The three radical axes meet in a single point, the radical center, for the following reason. The radical axis of a pair of circles is defined as the set of points that have equal power h with respect to both circles. For example, for every point P on the radical axis of circles 1 and 2, the powers to each circle are equal: h1 = h2. Similarly, for every point on the radical axis of circles 2 and 3, the powers must be equal, h2 = h3. Therefore, at the intersection point of these two lines, all three powers must be equal, h1 = h2 = h3. Since this implies that h1 = h3, this point must also lie on the radical axis of circles 1 and 3. Hence, all three radical axes pass through the same point, the radical center.
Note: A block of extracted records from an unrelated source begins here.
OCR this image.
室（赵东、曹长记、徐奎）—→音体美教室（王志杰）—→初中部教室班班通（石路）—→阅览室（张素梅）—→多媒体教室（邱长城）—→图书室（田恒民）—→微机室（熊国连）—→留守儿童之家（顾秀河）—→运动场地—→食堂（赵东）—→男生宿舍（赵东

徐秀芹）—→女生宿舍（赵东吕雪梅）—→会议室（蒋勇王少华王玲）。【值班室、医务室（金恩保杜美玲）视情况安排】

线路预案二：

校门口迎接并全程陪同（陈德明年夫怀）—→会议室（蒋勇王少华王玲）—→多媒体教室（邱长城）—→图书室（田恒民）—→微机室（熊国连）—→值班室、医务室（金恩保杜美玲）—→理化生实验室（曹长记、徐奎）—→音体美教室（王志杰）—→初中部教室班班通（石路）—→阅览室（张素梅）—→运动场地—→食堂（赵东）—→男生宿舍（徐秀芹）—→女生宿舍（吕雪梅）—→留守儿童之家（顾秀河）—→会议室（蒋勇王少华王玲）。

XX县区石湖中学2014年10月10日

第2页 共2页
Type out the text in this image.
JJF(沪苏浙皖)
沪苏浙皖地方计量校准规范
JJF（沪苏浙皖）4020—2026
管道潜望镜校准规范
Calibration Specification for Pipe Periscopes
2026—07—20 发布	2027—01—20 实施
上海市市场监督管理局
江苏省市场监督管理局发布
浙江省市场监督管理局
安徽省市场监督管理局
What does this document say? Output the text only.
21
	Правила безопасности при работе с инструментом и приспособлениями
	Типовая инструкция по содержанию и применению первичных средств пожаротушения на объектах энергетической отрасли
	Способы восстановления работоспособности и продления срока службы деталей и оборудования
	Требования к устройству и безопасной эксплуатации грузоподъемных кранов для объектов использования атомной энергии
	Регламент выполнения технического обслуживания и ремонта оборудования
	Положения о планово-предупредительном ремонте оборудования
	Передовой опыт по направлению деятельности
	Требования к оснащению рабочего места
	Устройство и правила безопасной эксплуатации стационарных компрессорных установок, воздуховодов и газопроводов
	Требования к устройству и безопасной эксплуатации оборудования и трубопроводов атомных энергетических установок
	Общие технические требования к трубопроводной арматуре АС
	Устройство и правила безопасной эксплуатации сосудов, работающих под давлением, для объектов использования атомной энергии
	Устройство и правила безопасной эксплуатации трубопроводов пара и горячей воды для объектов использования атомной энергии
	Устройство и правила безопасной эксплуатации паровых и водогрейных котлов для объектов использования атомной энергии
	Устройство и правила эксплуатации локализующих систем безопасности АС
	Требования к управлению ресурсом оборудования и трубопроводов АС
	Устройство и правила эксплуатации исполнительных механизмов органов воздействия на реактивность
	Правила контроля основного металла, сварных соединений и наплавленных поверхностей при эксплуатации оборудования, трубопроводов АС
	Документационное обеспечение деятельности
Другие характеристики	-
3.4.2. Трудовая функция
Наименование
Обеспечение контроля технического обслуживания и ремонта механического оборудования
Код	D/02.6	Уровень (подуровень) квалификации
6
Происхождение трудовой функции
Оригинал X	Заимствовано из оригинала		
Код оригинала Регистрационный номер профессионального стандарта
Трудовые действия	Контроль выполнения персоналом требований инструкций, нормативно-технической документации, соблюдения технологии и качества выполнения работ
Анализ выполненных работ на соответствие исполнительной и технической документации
The radical center has several applications in geometry. It has an important role in a solution to Apollonius' problem published by Joseph Diaz Gergonne in 1814. In the power diagram of a system of circles, all of the vertices of the diagram are located at radical centers of triples of circles. The Spieker center of a triangle is the radical center of its excircles.[1] Several types of radical circles have been defined as well, such as the radical circle of the Lucas circles.